The Tribune business office, which didn’t mind the ridiculously expensive hotels, food and rental cars, balked at $6 long johns.

Mother Trib eventually agreed to fund the undies but decided that meant they belonged to the company and asked for them back. Otto speculated in print on what journalistic function the used, Otto-sized underwear would fill.

“About the only thing that comes to mind is that we have a helicopter landing pad on top of the parking garage, and I’ve noticed the windsock needs some repair,” he wrote, “although it might take a pretty big wind to get those things flapping.”

As he leaves journalism, at least the daily kind, the accomplishments Otto claims are simple: “I’m proud of always telling the truth. I never tried to hide anything.”

He remains the optimist he’s always been, but he is worried about Tampa and the nation.

He believes public education is “one of the things that’s made this country strong — I see it disappearing.”

Diane Otto, a public school teacher, made him an advocate of public schools but also tipped him about bumbling in the bureaucracy.
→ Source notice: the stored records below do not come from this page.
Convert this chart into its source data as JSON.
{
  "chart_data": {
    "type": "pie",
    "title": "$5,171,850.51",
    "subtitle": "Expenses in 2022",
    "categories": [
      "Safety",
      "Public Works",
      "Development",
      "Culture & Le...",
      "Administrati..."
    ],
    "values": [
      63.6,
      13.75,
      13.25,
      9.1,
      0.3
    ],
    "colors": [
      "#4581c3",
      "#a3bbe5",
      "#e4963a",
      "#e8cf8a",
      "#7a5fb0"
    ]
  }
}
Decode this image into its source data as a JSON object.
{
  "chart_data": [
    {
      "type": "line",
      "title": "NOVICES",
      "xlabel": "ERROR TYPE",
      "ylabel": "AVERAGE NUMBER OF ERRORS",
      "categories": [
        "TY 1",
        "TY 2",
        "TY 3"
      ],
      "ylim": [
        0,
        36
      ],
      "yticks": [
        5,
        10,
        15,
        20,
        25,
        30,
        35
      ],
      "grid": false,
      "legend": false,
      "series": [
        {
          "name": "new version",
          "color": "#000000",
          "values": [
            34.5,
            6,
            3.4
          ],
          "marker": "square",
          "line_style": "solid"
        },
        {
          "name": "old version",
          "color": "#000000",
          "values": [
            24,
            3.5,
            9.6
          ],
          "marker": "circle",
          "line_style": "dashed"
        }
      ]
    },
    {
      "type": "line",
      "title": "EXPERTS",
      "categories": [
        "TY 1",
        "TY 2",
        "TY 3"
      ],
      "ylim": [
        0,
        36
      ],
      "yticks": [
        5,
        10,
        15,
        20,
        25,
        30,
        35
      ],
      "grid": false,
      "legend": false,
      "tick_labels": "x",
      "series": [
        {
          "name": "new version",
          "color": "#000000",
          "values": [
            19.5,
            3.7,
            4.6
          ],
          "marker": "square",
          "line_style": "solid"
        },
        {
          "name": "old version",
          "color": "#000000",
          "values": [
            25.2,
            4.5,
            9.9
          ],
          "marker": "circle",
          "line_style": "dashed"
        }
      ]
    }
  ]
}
He occasionally used the famous Mark Twain quote: “In the first place God made idiots. This was for practice. Then he made school boards.”

He’s also concerned that the nation’s quality of life is not what it used to be.

“People are stretched to the limit,” he said. “Salaries of CEOs are criminal, and other people are losing salary, losing benefits, losing homes. The middle class is disappearing.”

From now on, with that and whatever else comes up, we’ll have to handle it with less Otto.